Au terme d'un débat public de six mois qui n'est pas parvenu à désamorcer la polémique sur l'utilité d'une nouvelle plate-forme aéroportuaire, le gouvernement a récupéré l'épineux dossier portant sur la création d'un troisième aéroport parisien.

Le débat public a tenu jeudi son ultime session. Le président de la commission DUCSAI (Démarche d'utilité concertée pour un site aéroportuaire international), Pierre Zemor, remettra officiellement au gouvernement vendredi ses conclusions, qui doivent "éclairer son choix" sur la nature et l'emplacement de l'aéroport.

Le ministre des Transports, Jean-Claude Gayssot, a récemment indiqué que le gouvernement trancherait rapidement. "La décision ne sera pas tout de suite celle du choix d'un site. Il s'agira plutôt de confirmer dans un premier temps l'opportunité d'un troisième aéroport", souligne-t-on toutefois au ministère des Transports.

Le choix est délicat. Si M. Gayssot plaide en faveur d'un troisième aéroport, le ministre de l'Environnement, Yves Cochet, est farouchement contre et l'a rappelé encore jeudi.

En octobre 2000, le Premier ministre Lionel Jospin a donné son accord de principe à la création d'une nouvelle plate-forme à l'horizon 2015, destinée à désengorger Roissy et Orly, menacés d'asphyxie du fait de la croissance attendue du trafic aérien et soumis à des limites de développement (250.000 mouvements d'avions pour Orly, 55 millions de passagers pour Roissy par an).

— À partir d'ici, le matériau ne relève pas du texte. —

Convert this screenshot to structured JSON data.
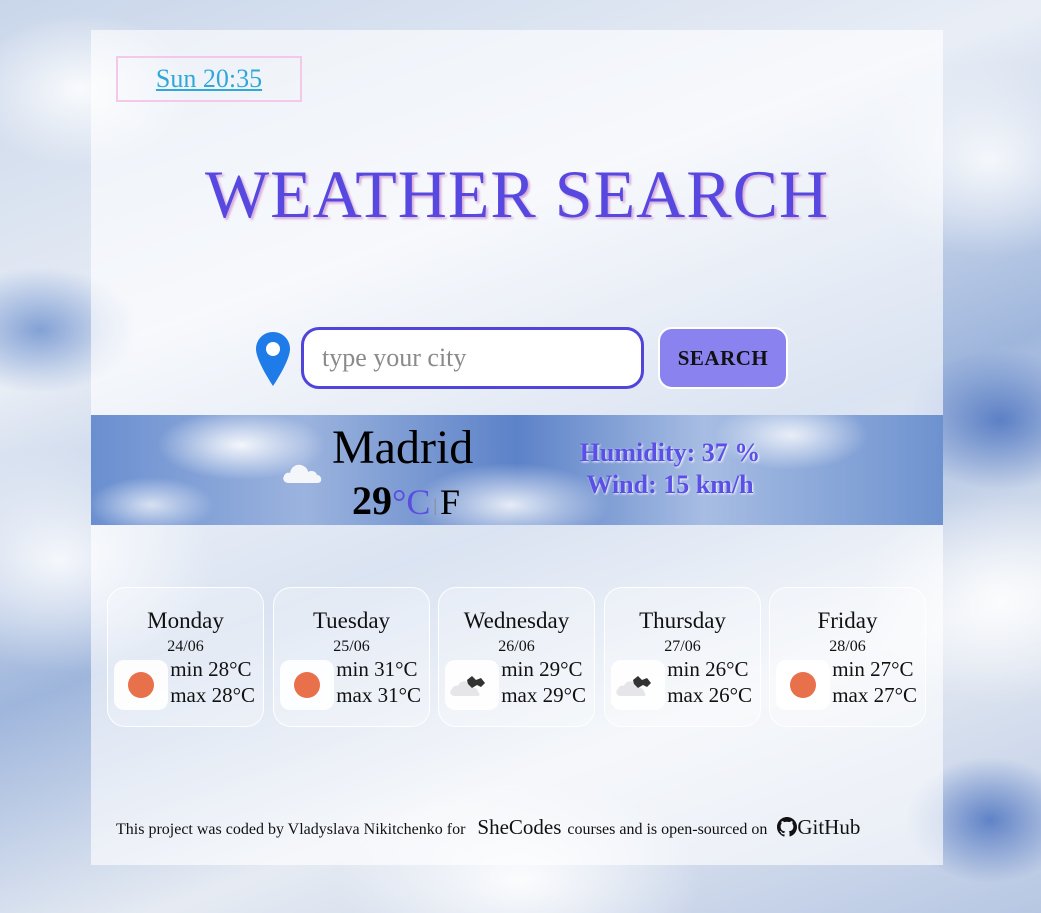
{
  "header": {
    "datetime": "Sun 20:35",
    "title": "WEATHER SEARCH"
  },
  "search": {
    "placeholder": "type your city",
    "button_label": "SEARCH"
  },
  "current": {
    "city": "Madrid",
    "temperature": "29",
    "unit_c": "°C",
    "unit_sep": "|",
    "unit_f": "F",
    "humidity": "Humidity: 37 %",
    "wind": "Wind: 15 km/h",
    "icon": "cloud-icon"
  },
  "forecast": [
    {
      "day": "Monday",
      "date": "24/06",
      "min": "min 28°C",
      "max": "max 28°C",
      "icon": "sun-icon"
    },
    {
      "day": "Tuesday",
      "date": "25/06",
      "min": "min 31°C",
      "max": "max 31°C",
      "icon": "sun-icon"
    },
    {
      "day": "Wednesday",
      "date": "26/06",
      "min": "min 29°C",
      "max": "max 29°C",
      "icon": "broken-clouds-icon"
    },
    {
      "day": "Thursday",
      "date": "27/06",
      "min": "min 26°C",
      "max": "max 26°C",
      "icon": "broken-clouds-icon"
    },
    {
      "day": "Friday",
      "date": "28/06",
      "min": "min 27°C",
      "max": "max 27°C",
      "icon": "sun-icon"
    }
  ],
  "footer": {
    "text_before": "This project was coded by Vladyslava Nikitchenko for",
    "brand": "SheCodes",
    "text_after": "courses and is open-sourced on",
    "link": "GitHub"
  },
  "colors": {
    "accent": "#5748e0",
    "button": "#8a82ef",
    "link": "#2fa8d8",
    "pin": "#1e7be8",
    "sun": "#e8704a"
  }
}
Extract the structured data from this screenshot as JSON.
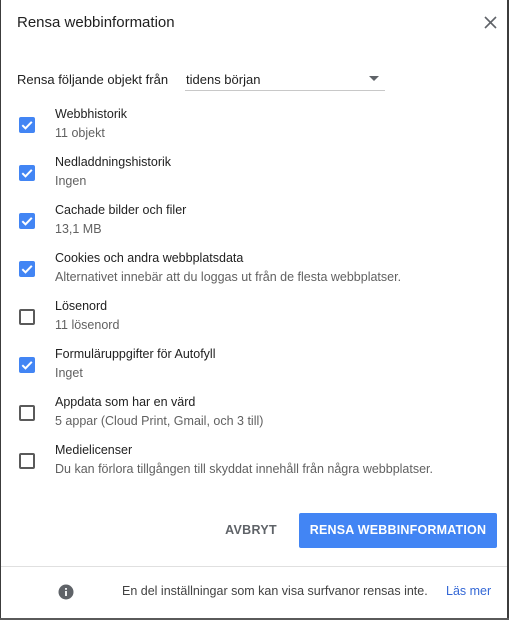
{
  "dialog": {
    "title": "Rensa webbinformation"
  },
  "time_range": {
    "label": "Rensa följande objekt från",
    "selected": "tidens början"
  },
  "items": [
    {
      "title": "Webbhistorik",
      "subtitle": "11 objekt",
      "checked": true
    },
    {
      "title": "Nedladdningshistorik",
      "subtitle": "Ingen",
      "checked": true
    },
    {
      "title": "Cachade bilder och filer",
      "subtitle": "13,1 MB",
      "checked": true
    },
    {
      "title": "Cookies och andra webbplatsdata",
      "subtitle": "Alternativet innebär att du loggas ut från de flesta webbplatser.",
      "checked": true
    },
    {
      "title": "Lösenord",
      "subtitle": "11 lösenord",
      "checked": false
    },
    {
      "title": "Formuläruppgifter för Autofyll",
      "subtitle": "Inget",
      "checked": true
    },
    {
      "title": "Appdata som har en värd",
      "subtitle": "5 appar (Cloud Print, Gmail, och 3 till)",
      "checked": false
    },
    {
      "title": "Medielicenser",
      "subtitle": "Du kan förlora tillgången till skyddat innehåll från några webbplatser.",
      "checked": false
    }
  ],
  "buttons": {
    "cancel": "AVBRYT",
    "clear": "RENSA WEBBINFORMATION"
  },
  "footer": {
    "text": "En del inställningar som kan visa surfvanor rensas inte.",
    "link": "Läs mer"
  },
  "colors": {
    "accent": "#4285f4",
    "link": "#3367d6"
  }
}
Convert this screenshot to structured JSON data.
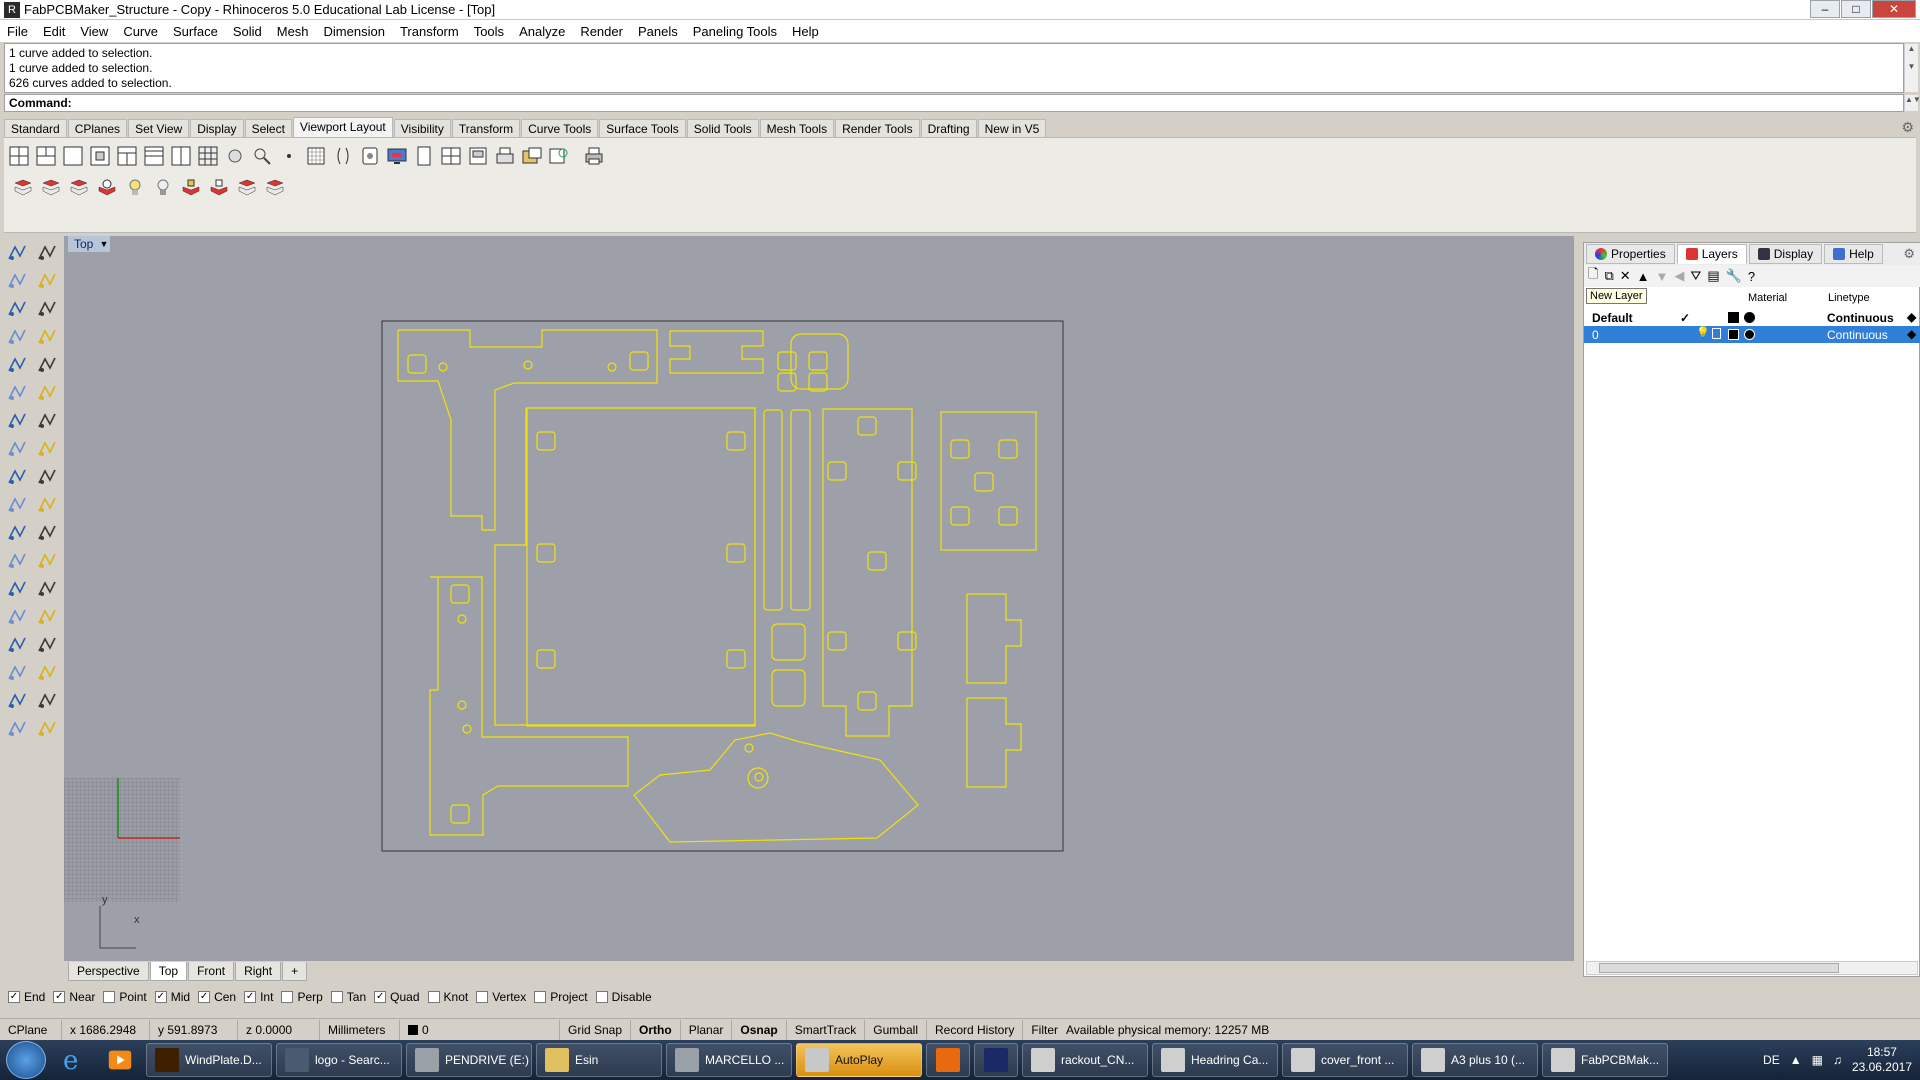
{
  "window": {
    "title": "FabPCBMaker_Structure - Copy - Rhinoceros 5.0 Educational Lab License - [Top]",
    "controls": [
      "–",
      "□",
      "✕"
    ]
  },
  "menu": [
    "File",
    "Edit",
    "View",
    "Curve",
    "Surface",
    "Solid",
    "Mesh",
    "Dimension",
    "Transform",
    "Tools",
    "Analyze",
    "Render",
    "Panels",
    "Paneling Tools",
    "Help"
  ],
  "command_history": [
    "1 curve added to selection.",
    "1 curve added to selection.",
    "626 curves added to selection."
  ],
  "command_prompt": "Command:",
  "toolbar_tabs": [
    "Standard",
    "CPlanes",
    "Set View",
    "Display",
    "Select",
    "Viewport Layout",
    "Visibility",
    "Transform",
    "Curve Tools",
    "Surface Tools",
    "Solid Tools",
    "Mesh Tools",
    "Render Tools",
    "Drafting",
    "New in V5"
  ],
  "active_toolbar_tab": "Viewport Layout",
  "viewport": {
    "title": "Top",
    "axis_y": "y",
    "axis_x": "x",
    "tabs": [
      "Perspective",
      "Top",
      "Front",
      "Right",
      "+"
    ],
    "active_tab": "Top",
    "background": "#9da0a8",
    "curve_color": "#f0e20c"
  },
  "panel": {
    "tabs": [
      "Properties",
      "Layers",
      "Display",
      "Help"
    ],
    "active_tab": "Layers",
    "tooltip": "New Layer",
    "columns": {
      "material": "Material",
      "linetype": "Linetype"
    },
    "layers": [
      {
        "name": "Default",
        "current": "✓",
        "linetype": "Continuous"
      },
      {
        "name": "0",
        "current": "",
        "linetype": "Continuous"
      }
    ],
    "selected_layer": "0"
  },
  "osnap": [
    {
      "label": "End",
      "checked": true
    },
    {
      "label": "Near",
      "checked": true
    },
    {
      "label": "Point",
      "checked": false
    },
    {
      "label": "Mid",
      "checked": true
    },
    {
      "label": "Cen",
      "checked": true
    },
    {
      "label": "Int",
      "checked": true
    },
    {
      "label": "Perp",
      "checked": false
    },
    {
      "label": "Tan",
      "checked": false
    },
    {
      "label": "Quad",
      "checked": true
    },
    {
      "label": "Knot",
      "checked": false
    },
    {
      "label": "Vertex",
      "checked": false
    },
    {
      "label": "Project",
      "checked": false
    },
    {
      "label": "Disable",
      "checked": false
    }
  ],
  "status": {
    "cplane": "CPlane",
    "x": "x 1686.2948",
    "y": "y 591.8973",
    "z": "z 0.0000",
    "units": "Millimeters",
    "layer": "0",
    "grid_snap": "Grid Snap",
    "ortho": "Ortho",
    "planar": "Planar",
    "osnap": "Osnap",
    "smarttrack": "SmartTrack",
    "gumball": "Gumball",
    "record_history": "Record History",
    "filter": "Filter",
    "memory": "Available physical memory: 12257 MB"
  },
  "taskbar": {
    "items": [
      {
        "label": "WindPlate.D...",
        "color": "#3d1f00"
      },
      {
        "label": "logo - Searc...",
        "color": "#4a5a70"
      },
      {
        "label": "PENDRIVE (E:)",
        "color": "#9aa0a8"
      },
      {
        "label": "Esin",
        "color": "#e0c060"
      },
      {
        "label": "MARCELLO ...",
        "color": "#9aa0a8"
      },
      {
        "label": "AutoPlay",
        "color": "#c8c8c8"
      },
      {
        "label": "",
        "color": "#e86a10"
      },
      {
        "label": "",
        "color": "#1b2a66"
      },
      {
        "label": "rackout_CN...",
        "color": "#cfcfcf"
      },
      {
        "label": "Headring Ca...",
        "color": "#cfcfcf"
      },
      {
        "label": "cover_front ...",
        "color": "#cfcfcf"
      },
      {
        "label": "A3 plus 10 (...",
        "color": "#cfcfcf"
      },
      {
        "label": "FabPCBMak...",
        "color": "#cfcfcf"
      }
    ],
    "active_item": "AutoPlay",
    "language": "DE",
    "time": "18:57",
    "date": "23.06.2017"
  }
}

Les attentats du 11 septembre aux Etats-Unis, qui ont provoqué une chute brutale du trafic aérien mondial, n'ont aux yeux des experts du secteur qu'un impact limité dans le temps, et ne remettent pas en cause la croissance du trafic à long terme.

Le rapport de M. Zemor ne se prononce pas en faveur d'un des huit sites retenus, mais les passe en revue et évalue de quelle manière ils satisfont aux critères retenus, comme l'aménagement du territoire et l'impact sur l'environnement, les dessertes terrestres ou encore les aspects financiers (comme l'indemnisation des riverains).

Beauvilliers (Eure-et-Loir), Chaulnes, Montdidier, Hangest-en-Santerre (Somme), Vatry, Les Grandes-Loges et Bertaucry (Marne) et Juvincourt (Aisne) sont les communes pré-sélectionnées.

Depuis l'annonce des sites en septembre, le débat s'est échauffé et s'est reporté sur l'opportunité même d'un nouvel aéroport. Une contre-expertise réalisée par cabinet londonien MVA à la demande d'associations et débattue la semaine dernière, mettait en doute sa nécessité.

Pour M. Zemor, l'affaire est entendue. "Le débat public a vérifié la nécessité", selon lui, d'un troisième aéroport. La contre-expertise validait bien les projections -soit un quasi-doublement du nombre des passagers à 140 millions en 2020 sur Paris. Avec les plafonds actuels auxquels sont soumis Roissy et Orly, 35 millions de passagers au bas mot ne pourraient pas être accueillis sur Paris en 2020.

Les riverains des communes pressenties se sont organisés en associations pour rejeter le projet. Aujourd'hui, ces associations critiquent sévèrement le travail de la DUCSAI, qui a été "altéré" par plusieurs éléments, comme le refus selon eux de la Direction générale de l'aviation civile (DGAC) de débattre de solutions alternatives (aéroports de province, TGV) et de gestion maîtrisée du transport aérien ou encore le "débat tronqué" sur la santé publique.
Dans un communiqué, elles pressent le gouvernement de poursuivre "la contre-expertise pour explorer toutes les alternatives et solutions".